Should the V-22 lose power, it can not “autorotate” like a helicopter and allow the updraft of air to rotate its propellers for a hard, but survivable, landing. Because of this, according to the 2005 Pentagon report, emergency V-22 landings without power at altitudes below 1,600 feet “are not likely to be survivable.”
“If you lose power on a V-22, you just burn and crash,” said one Pentagon official involved in testing the craft but who was not authorized to speak publicly. “There is no way to survive. ”
The cabin is not pressurized, even though the craft can fly at altitudes of 10,000 feet and above, where breathing is difficult and it is not climate-controlled.
Pentagon reports also say the V-22 is too cramped for the 24 marines it can carry. The marines are so packed into the windowless cabin that they can become airsick, their legs can grow numb and leaving the plane quickly is difficult.
There is no bathroom on board and marines have criticized the “piddle packs” they are to use as insufficient. And, there is no place on board to store them once they are full.
V-22 downdraft is so strong, and moves in so many directions that it can create “brownout” conditions, making it difficult for pilots to see and potentially knocking down marines on the ground.
As a result, when rope ladders are used, the V-22 must hover at higher altitudes, making marines more vulnerable to fire.
“Safety is a big issue,” wrote one V-22 crew chief, in a questionnaire filled out for the Pentagon’s 2005 operational evaluation. “If we had went down in the water we would have most likely lost at least 24 troops because of restricted egress. I felt like I was in a coffin.”

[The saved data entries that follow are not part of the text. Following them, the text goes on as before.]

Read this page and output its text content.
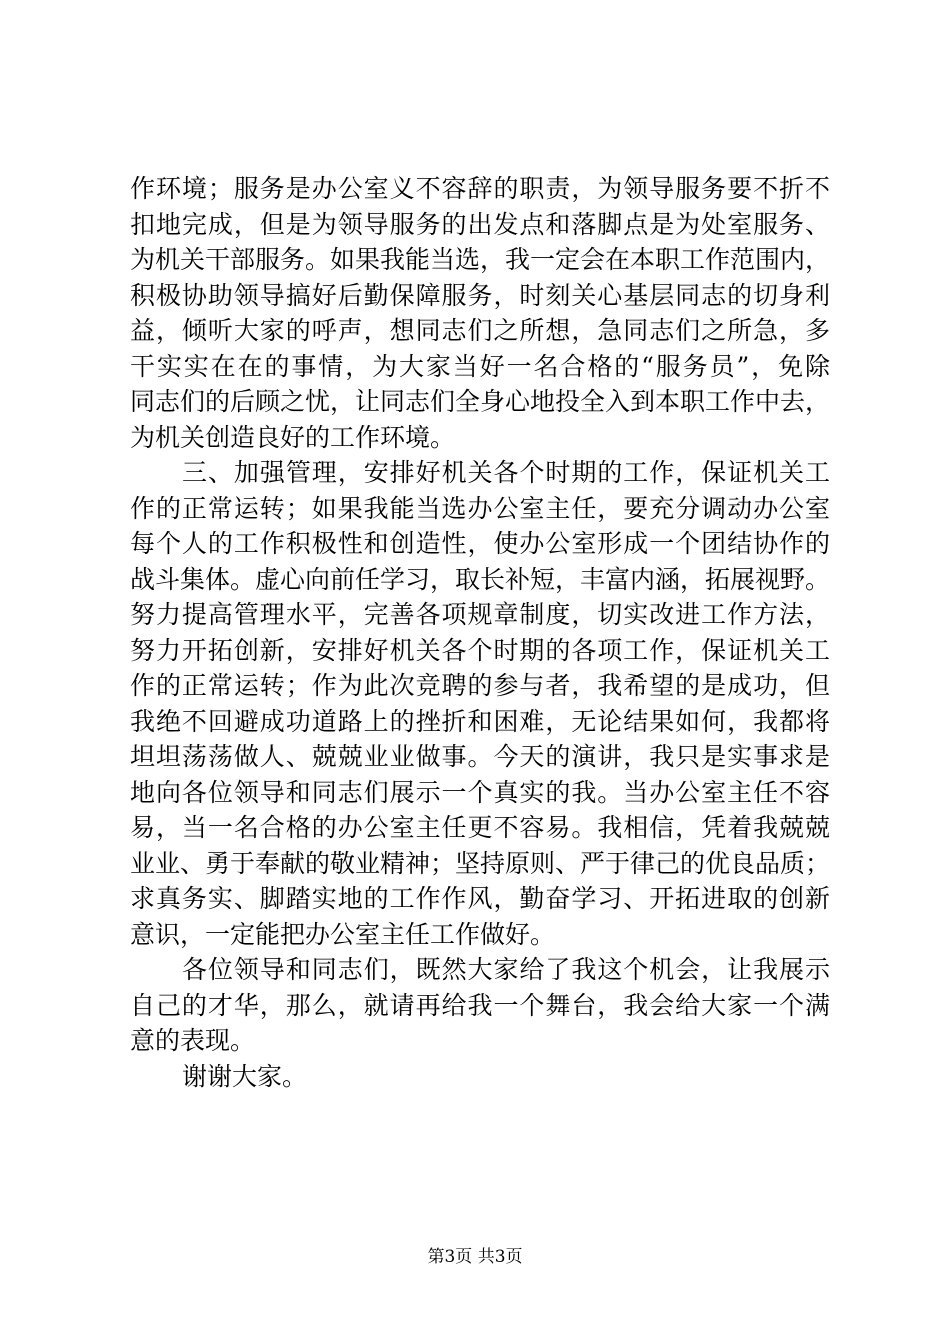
作环境；服务是办公室义不容辞的职责，为领导服务要不折不
扣地完成，但是为领导服务的出发点和落脚点是为处室服务、
为机关干部服务。如果我能当选，我一定会在本职工作范围内，
积极协助领导搞好后勤保障服务，时刻关心基层同志的切身利
益，倾听大家的呼声，想同志们之所想，急同志们之所急，多
干实实在在的事情，为大家当好一名合格的“服务员”，免除
同志们的后顾之忧，让同志们全身心地投全入到本职工作中去，
为机关创造良好的工作环境。
三、加强管理，安排好机关各个时期的工作，保证机关工
作的正常运转；如果我能当选办公室主任，要充分调动办公室
每个人的工作积极性和创造性，使办公室形成一个团结协作的
战斗集体。虚心向前任学习，取长补短，丰富内涵，拓展视野。
努力提高管理水平，完善各项规章制度，切实改进工作方法，
努力开拓创新，安排好机关各个时期的各项工作，保证机关工
作的正常运转；作为此次竞聘的参与者，我希望的是成功，但
我绝不回避成功道路上的挫折和困难，无论结果如何，我都将
坦坦荡荡做人、兢兢业业做事。今天的演讲，我只是实事求是
地向各位领导和同志们展示一个真实的我。当办公室主任不容
易，当一名合格的办公室主任更不容易。我相信，凭着我兢兢
业业、勇于奉献的敬业精神；坚持原则、严于律己的优良品质；
求真务实、脚踏实地的工作作风，勤奋学习、开拓进取的创新
意识，一定能把办公室主任工作做好。
各位领导和同志们，既然大家给了我这个机会，让我展示
自己的才华，那么，就请再给我一个舞台，我会给大家一个满
意的表现。
谢谢大家。
第3页 共3页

These are more than theoretical concerns. On April 8, 2000, 19 marines were killed in a training exercise when a V-22 descended too fast and crashed near Tucson. It was the third V-22 to crash — seven people were killed in two previous crashes.
In December 2000, four more marines, including the program’s most experienced pilot, were killed in a crash caused by a burst hydraulic line and software problems.

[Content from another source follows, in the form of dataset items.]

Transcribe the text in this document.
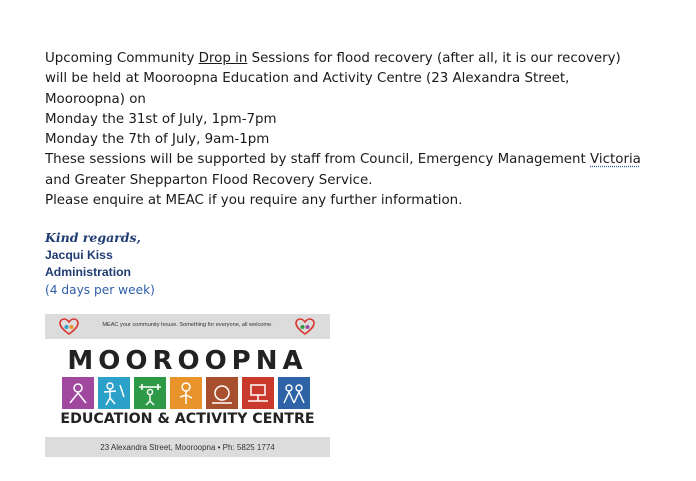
Upcoming Community Drop in Sessions for flood recovery (after all, it is our recovery)

will be held at Mooroopna Education and Activity Centre (23 Alexandra Street,

Mooroopna) on

Monday the 31st of July, 1pm-7pm

Monday the 7th of July, 9am-1pm

These sessions will be supported by staff from Council, Emergency Management Victoria

and Greater Shepparton Flood Recovery Service.

Please enquire at MEAC if you require any further information.

Kind regards,
Jacqui Kiss
Administration
(4 days per week)
MEAC your community house. Something for everyone, all welcome.
MOOROOPNA
EDUCATION & ACTIVITY CENTRE
23 Alexandra Street, Mooroopna • Ph: 5825 1774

These accidents led to program delays to make design changes. But as tests resumed, so have the problems.
Three engine fires occurred recently because of problems related to hydraulic lines. In March 2006, a computer problem led an idling V-22 to suddenly take off on its own. It then slammed into the ground, breaking off its right wing. All 54 V-22’s were grounded for weeks in February because of a faulty computer chip.
In preparation for deployment, the Pentagon ran tests last year in the New Mexico desert, similar to the climate of Iraq. In January, the Pentagon wrote about frequent failures with various parts and systems. The reason: “Extended exposure to the desert operating environment.”
Because of these problems, Mr. Coyle, the former Pentagon weapons tester, predicted the Marines will use the V-22 to ferry troops from one relatively safe spot to another, like a flying truck.
“They don’t want to have a ‘Black Hawk down,’ ” he said. “That would kill the program. Of course, it was not designed to be a truck. It was designed to be used in combat.”
The Marines say the V-22 will prove the critics wrong.
“Ask all the naysayers how many hours they have flown,” said Colonel Mulhern, the V-22 program manger.
“They are just sitting around a desk and crunching numbers,” he added. “Go talk to the Marines. The V-22 has come of age. The first marine it saves makes it worth what we paid for it. And I have real confidence that the V-22 will do it.”
Fans include General Castellaw, a Vietnam helicopter pilot, who has flown the V-22.
“I came in at a high altitude and then did a tactical ingress,” said General Castellaw. “Yankin’ and bankin’ to avoid simulated fire, came in low, streaked into the zone. The aircraft is nimble, agile. You can yank and bank with the best of them.